The low pressure turbine (LPT) is provided by Industria de Turbo Propulsores (ITP), and it is derived from the LPT of the Rolls-Royce BR715 regional turbofan. This free-power turbine drives the propeller through a third coaxial shaft and a reduction gearbox. The Avio-produced gearbox has a maximum power output of about 8000 kW. Reduction occurs in two stages: a first-stage offset design, followed by a second-stage planetary system. The total reduction gear ratio is about 9.5:1. The maximum gearbox output torque is 100 kNm. Early prototype gearbox cases were made using aluminum alloy, but magnesium alloy is used for production engines to reduce weight. Two slightly different gearbox designs are required on each aircraft to make two propellers turn in one direction and the other two in the opposite direction depending on their position on the wing. The difference in the gearbox is the addition of an idler gear so those without the idler gear turn in one direction and those with turn in the opposite direction. The respective engines are known as baseline and handed, either of which may also be fitted with a propeller brake.

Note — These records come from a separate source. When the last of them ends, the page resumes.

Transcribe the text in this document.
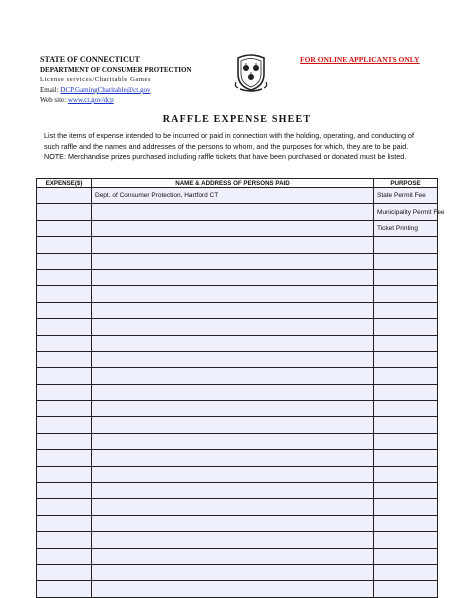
STATE OF CONNECTICUT
DEPARTMENT OF CONSUMER PROTECTION
License services/Charitable Games
Email: DCP.GamingCharitable@ct.gov
Web site: www.ct.gov/dcp
FOR ONLINE APPLICANTS ONLY
RAFFLE EXPENSE SHEET
List the items of expense intended to be incurred or paid in connection with the holding, operating, and conducting of such raffle and the names and addresses of the persons to whom, and the purposes for which, they are to be paid. NOTE: Merchandise prizes purchased including raffle tickets that have been purchased or donated must be listed.
EXPENSE($)	NAME & ADDRESS OF PERSONS PAID	PURPOSE
	Dept. of Consumer Protection, Hartford CT	State Permit Fee
		Municipality Permit Fee
		Ticket Printing
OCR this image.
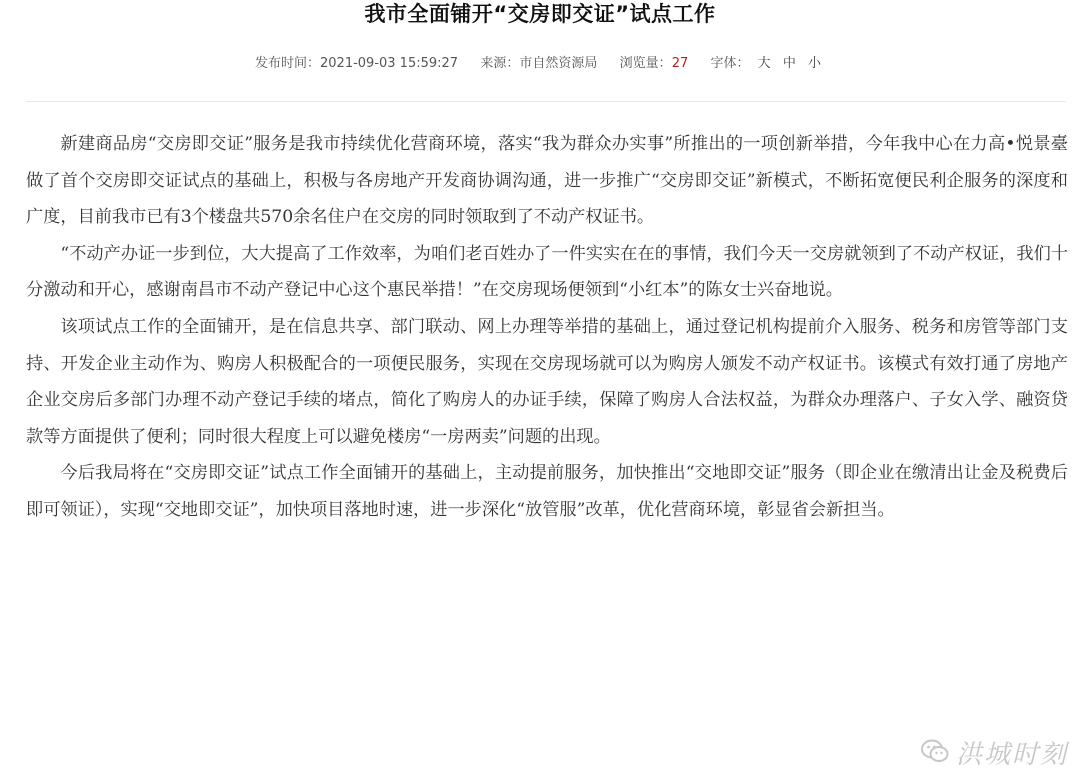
我市全面铺开“交房即交证”试点工作
发布时间：2021-09-03 15:59:27 来源：市自然资源局 浏览量：27 字体： 大 中 小

新建商品房“交房即交证”服务是我市持续优化营商环境，落实“我为群众办实事”所推出的一项创新举措，今年我中心在力高•悦景臺做了首个交房即交证试点的基础上，积极与各房地产开发商协调沟通，进一步推广“交房即交证”新模式，不断拓宽便民利企服务的深度和广度，目前我市已有3个楼盘共570余名住户在交房的同时领取到了不动产权证书。

“不动产办证一步到位，大大提高了工作效率，为咱们老百姓办了一件实实在在的事情，我们今天一交房就领到了不动产权证，我们十分激动和开心，感谢南昌市不动产登记中心这个惠民举措！”在交房现场便领到“小红本”的陈女士兴奋地说。

该项试点工作的全面铺开，是在信息共享、部门联动、网上办理等举措的基础上，通过登记机构提前介入服务、税务和房管等部门支持、开发企业主动作为、购房人积极配合的一项便民服务，实现在交房现场就可以为购房人颁发不动产权证书。该模式有效打通了房地产企业交房后多部门办理不动产登记手续的堵点，简化了购房人的办证手续，保障了购房人合法权益，为群众办理落户、子女入学、融资贷款等方面提供了便利；同时很大程度上可以避免楼房“一房两卖”问题的出现。

今后我局将在“交房即交证”试点工作全面铺开的基础上，主动提前服务，加快推出“交地即交证”服务（即企业在缴清出让金及税费后即可领证），实现“交地即交证”，加快项目落地时速，进一步深化“放管服”改革，优化营商环境，彰显省会新担当。

洪城时刻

The propeller is designed by Ratier-Figeac and has a diameter of 17.5 ft. The reversible, variable-pitch propeller holds eight blades, each having a carbon spar enclosed by a composite shell and a polyurethane coating. Its blades have a scimitar shape that results in a sweep angle of about 55 degrees at the blade tips, which have a helical speed of 951 ft/s at the A400M's cruise speed of Mach 0.68. The propeller has four rotational speed settings: 655, 730, 842 and 860 rpm. The 655 rpm setting is for low-altitude cruise, 730 rpm for normal cruise, and 842 rpm for takeoff and special maneuvers. The propeller converts the engine power into 25000 lbf of thrust.